O embaixador ainda criticou o secretário-geral da ONU, Antonio Guterres, que foi às redes sociais na noite de sábado para afirmar que estava “alarmado” com os ataques dos EUA. “Foi decepcionante”, disse o israelense. “Ele (Guterres) sequer citou o programa nuclear iraniano”, completou.
ONU critica Trump
Por sua vez, já na reunião, Guterres mandou uma mensagem aos americanos. “Há dois dias, fiz um apelo: de uma chance para a paz. O apelo não foi ouvido. No lugar, vimos uma guinada perigosa”, disse.
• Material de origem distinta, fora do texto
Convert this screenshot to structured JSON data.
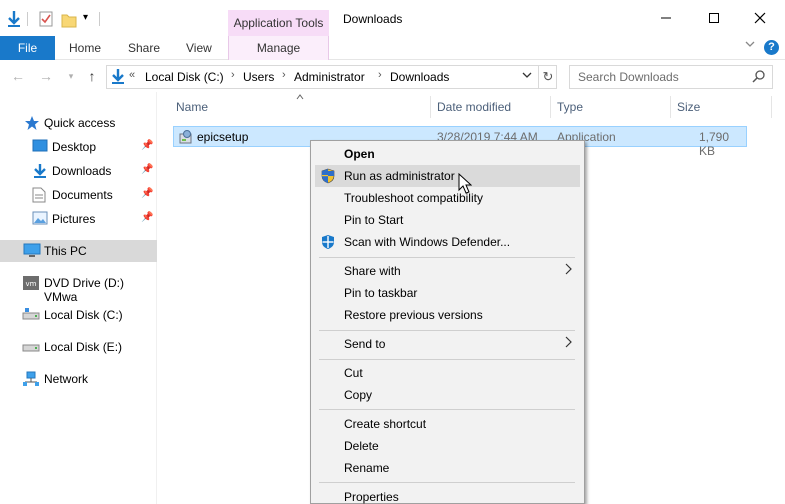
{
  "window": {
    "title": "Downloads",
    "contextual_tab_group": "Application Tools",
    "minimize_icon": "minimize-icon",
    "maximize_icon": "maximize-icon",
    "close_icon": "close-icon"
  },
  "ribbon": {
    "file": "File",
    "tabs": [
      "Home",
      "Share",
      "View"
    ],
    "manage": "Manage"
  },
  "address": {
    "overflow": "«",
    "crumbs": [
      "Local Disk (C:)",
      "Users",
      "Administrator",
      "Downloads"
    ]
  },
  "search": {
    "placeholder": "Search Downloads"
  },
  "nav": {
    "quick_access": "Quick access",
    "pinned": [
      "Desktop",
      "Downloads",
      "Documents",
      "Pictures"
    ],
    "this_pc": "This PC",
    "drives": [
      "DVD Drive (D:) VMwa",
      "Local Disk (C:)",
      "Local Disk (E:)"
    ],
    "network": "Network"
  },
  "columns": {
    "name": "Name",
    "date": "Date modified",
    "type": "Type",
    "size": "Size"
  },
  "file": {
    "name": "epicsetup",
    "date": "3/28/2019 7:44 AM",
    "type": "Application",
    "size": "1,790 KB"
  },
  "context_menu": {
    "open": "Open",
    "run_as_admin": "Run as administrator",
    "troubleshoot": "Troubleshoot compatibility",
    "pin_start": "Pin to Start",
    "scan": "Scan with Windows Defender...",
    "share_with": "Share with",
    "pin_taskbar": "Pin to taskbar",
    "restore": "Restore previous versions",
    "send_to": "Send to",
    "cut": "Cut",
    "copy": "Copy",
    "create_shortcut": "Create shortcut",
    "delete": "Delete",
    "rename": "Rename",
    "properties": "Properties"
  },
  "colors": {
    "accent": "#1979ca",
    "selection": "#cce8ff",
    "contextual_tab": "#f7dcf7"
  }
}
Sua preocupação se refere ao ciclo de retaliações e pediu que a diplomacia volte a ter um papel. Guterres também apelou para que o Irã não feche locais críticos para a livre circulação de navios.
Para o secretário-geral, apenas uma negociação sobre o acordo nuclear iraniano, com inspeções completas, pode ser a solução.
Num recado para os EUA, ele alertou: “a paz não pode ser imposta”. No sábado, Trump disse que havia apenas duas opções para os iranianos. “Paz ou mais tragédia”, disse.
Guterres insiste que o mundo vive uma encruzilhada: “temos um caminho de guerra e outro de diálogo. Sabemos qual é o caminho certo. Não podemos desistir da paz”, completou.
Miroslav Jena, secretário-geral assistente da ONU, anunciou que, em dez dias, 433 pessoas morreram no Irã e outros 3 mil foram feridos pelos ataques de Israel e EUA. As vítimas são, em sua maioria, civis.
Do lado israelense, a ONU soma 25 mortos e 1,3 mil feridos. “Há uma escalada perigosa. É uma ameaça direta para segurança internacional. Há dois dias, ouvimos que estávamos na beira do precipício de um conflito. Temo que estamos nesse lugar hoje”, disse.
França e Reino Unido pedem que Irã volte à mesa de negociação
Já a embaixadora do Reino Unido, Barbara Woodward, afirmou que Trump tomou a “iniciativa para aliviar a ameaça” que o programa nuclear iraniano significa para o mundo. Mas só uma ação militar não pode ser a solução. “Pedimos que o Irã retorne para mesa de negociação e que encontre uma solução diplomática”, disse.
Jérôme Bonnafont, embaixador da França na ONU, defendeu que esse é o momento de desescalada militar. “Apelamos para que os iranianos optem pela diplomacia e evitem mais retaliações”, disse. Mas ele deixou claro que a posição da França não mudou: “não podemos deixar que o Irã tenha armas nucleares”.